Lebih jauh, diperlukan solusi praktis preventif jangka pendek dengan mengamankan para remaja yang terlibat tawuran.

“Supaya jadi efek jera dan edukasi pembinaan. Solusi praktis ini juga harus diikuti solusi jangka panjang yang didukung oleh semua pihak, mulai dari para pemuda sekolah atau yang pututus sekolah, siswa sendiri, orangtua, sekolah, peran pemerintah hingga aparat keamanan,” ujarnya.

Dalam penegakan hukum, dirinya mendorong proses yang berlaku saat ini utamanya memanggil keluarga dan orang tua, sehingga menjadi salah satu identifikasi potensi dini.

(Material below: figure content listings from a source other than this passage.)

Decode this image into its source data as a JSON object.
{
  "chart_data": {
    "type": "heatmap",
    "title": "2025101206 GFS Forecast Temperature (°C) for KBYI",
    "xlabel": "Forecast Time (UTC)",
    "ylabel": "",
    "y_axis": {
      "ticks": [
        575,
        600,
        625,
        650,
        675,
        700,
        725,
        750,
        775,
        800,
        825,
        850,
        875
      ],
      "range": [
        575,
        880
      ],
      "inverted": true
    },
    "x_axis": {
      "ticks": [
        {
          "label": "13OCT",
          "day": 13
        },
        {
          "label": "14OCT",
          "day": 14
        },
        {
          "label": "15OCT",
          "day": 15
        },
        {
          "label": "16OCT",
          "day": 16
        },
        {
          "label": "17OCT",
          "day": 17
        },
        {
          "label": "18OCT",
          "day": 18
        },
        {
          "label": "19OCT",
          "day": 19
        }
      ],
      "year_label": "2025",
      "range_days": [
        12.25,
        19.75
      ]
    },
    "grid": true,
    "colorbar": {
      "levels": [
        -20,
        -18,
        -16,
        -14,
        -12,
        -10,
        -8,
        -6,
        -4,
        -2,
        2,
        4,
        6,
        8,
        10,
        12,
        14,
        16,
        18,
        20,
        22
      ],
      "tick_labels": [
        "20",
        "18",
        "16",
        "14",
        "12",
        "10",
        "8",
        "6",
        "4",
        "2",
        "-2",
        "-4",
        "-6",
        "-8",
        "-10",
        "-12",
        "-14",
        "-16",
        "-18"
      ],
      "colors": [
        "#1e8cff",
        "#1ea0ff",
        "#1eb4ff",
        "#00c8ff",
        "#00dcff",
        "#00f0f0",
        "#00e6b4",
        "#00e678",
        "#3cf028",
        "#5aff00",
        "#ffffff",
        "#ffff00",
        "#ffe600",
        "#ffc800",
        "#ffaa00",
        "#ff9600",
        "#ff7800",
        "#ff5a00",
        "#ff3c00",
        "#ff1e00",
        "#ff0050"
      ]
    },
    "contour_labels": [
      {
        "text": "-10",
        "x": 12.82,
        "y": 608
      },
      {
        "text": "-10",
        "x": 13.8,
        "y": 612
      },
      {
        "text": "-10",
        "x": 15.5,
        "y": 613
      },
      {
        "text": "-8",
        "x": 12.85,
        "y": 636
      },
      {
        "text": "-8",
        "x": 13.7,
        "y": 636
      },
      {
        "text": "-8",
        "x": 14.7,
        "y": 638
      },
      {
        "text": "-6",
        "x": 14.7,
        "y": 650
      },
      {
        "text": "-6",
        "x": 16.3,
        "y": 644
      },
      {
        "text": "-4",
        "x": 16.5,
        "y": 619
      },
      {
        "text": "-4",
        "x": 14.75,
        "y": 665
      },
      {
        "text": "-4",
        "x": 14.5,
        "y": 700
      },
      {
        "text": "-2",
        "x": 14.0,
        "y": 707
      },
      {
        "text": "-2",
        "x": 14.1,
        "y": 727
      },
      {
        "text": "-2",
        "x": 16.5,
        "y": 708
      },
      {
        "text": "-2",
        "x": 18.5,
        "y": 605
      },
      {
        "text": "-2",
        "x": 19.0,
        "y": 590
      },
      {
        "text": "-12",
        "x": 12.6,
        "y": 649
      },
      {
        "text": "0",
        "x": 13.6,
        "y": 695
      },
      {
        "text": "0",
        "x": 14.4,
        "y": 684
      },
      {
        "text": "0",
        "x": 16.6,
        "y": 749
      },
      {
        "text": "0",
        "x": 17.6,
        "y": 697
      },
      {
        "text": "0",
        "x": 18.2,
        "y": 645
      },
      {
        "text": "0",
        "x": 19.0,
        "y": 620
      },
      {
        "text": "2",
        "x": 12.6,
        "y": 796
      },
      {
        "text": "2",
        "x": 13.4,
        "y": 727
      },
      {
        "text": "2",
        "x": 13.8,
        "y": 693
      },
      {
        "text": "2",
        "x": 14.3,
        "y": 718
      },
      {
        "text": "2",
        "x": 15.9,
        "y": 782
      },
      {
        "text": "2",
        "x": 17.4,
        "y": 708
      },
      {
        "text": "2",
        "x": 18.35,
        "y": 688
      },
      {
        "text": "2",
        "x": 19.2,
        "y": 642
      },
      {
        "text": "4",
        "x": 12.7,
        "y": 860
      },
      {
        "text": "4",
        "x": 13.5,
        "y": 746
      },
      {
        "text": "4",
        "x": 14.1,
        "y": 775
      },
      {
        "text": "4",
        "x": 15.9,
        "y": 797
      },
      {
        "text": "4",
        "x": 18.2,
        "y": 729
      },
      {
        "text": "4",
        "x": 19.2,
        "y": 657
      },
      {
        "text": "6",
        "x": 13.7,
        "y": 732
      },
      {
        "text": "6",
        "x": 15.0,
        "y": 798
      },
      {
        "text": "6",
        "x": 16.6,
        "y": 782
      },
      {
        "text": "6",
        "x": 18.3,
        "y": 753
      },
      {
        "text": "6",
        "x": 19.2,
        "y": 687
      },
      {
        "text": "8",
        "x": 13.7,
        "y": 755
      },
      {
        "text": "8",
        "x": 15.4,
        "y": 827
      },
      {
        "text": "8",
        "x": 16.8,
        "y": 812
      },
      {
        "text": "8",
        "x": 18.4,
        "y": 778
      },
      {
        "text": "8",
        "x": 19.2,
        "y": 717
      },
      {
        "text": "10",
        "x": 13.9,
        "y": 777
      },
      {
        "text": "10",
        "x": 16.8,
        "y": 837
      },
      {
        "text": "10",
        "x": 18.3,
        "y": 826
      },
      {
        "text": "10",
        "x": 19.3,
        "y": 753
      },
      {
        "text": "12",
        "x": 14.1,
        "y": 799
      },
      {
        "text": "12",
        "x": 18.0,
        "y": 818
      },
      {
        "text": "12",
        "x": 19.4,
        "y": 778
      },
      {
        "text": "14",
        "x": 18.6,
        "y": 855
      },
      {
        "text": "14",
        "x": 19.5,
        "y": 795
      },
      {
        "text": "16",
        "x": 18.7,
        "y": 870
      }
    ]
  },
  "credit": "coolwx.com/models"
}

“Memang pelaku tawuran antar-remaja sulit ditindak dengan pasal-pasal pidana, pelaku tawuran hanya bisa dijerat hukum pidana jika tawuran itu menimbulkan korban luka ataupun sampai meninggal dunia,” jelasnya.

“Sehingga yang bisa ditindak jika ada tindak pidana, misalnya dari aksi membawa kayu, sajam sampai pengeroyokan dan penganiaan berakibat korban luka atau meninggal, apabila tidak ada korban ya cuma bisa dilakukan peringatan dan pembinaan,” sambungnya.

Selama ini pelaku tawuran yang tertangkap hanya diberi peringatan dan nasihat, lalu kemudian diserahkan ke orangtuanya.

Kalau alasan di bawah umur, apabila ada unsur pidananya biasanya mereka dikenakan pidana dan ditempatkan di tahanan anak atau melalui penyelesaian diversi.

“Saya berharap semua pihak perlu melihat sisi lain, menggali fakta-fakta secara menyeluruh dari sebuah tindakan tawuran para remaja, dari unsur objektif/physical yaitu actus reus (perbuatan yang melanggar undang-undang) dan unsur subjektif/mental yaitumens rea(sikap batin pelaku ketika melakukan tindak pidana) sehingga perlu preventif pencegahan secara komprehensif sejak saat ini untuk generasi banua yang lebih baik kedepan,” ujarnya.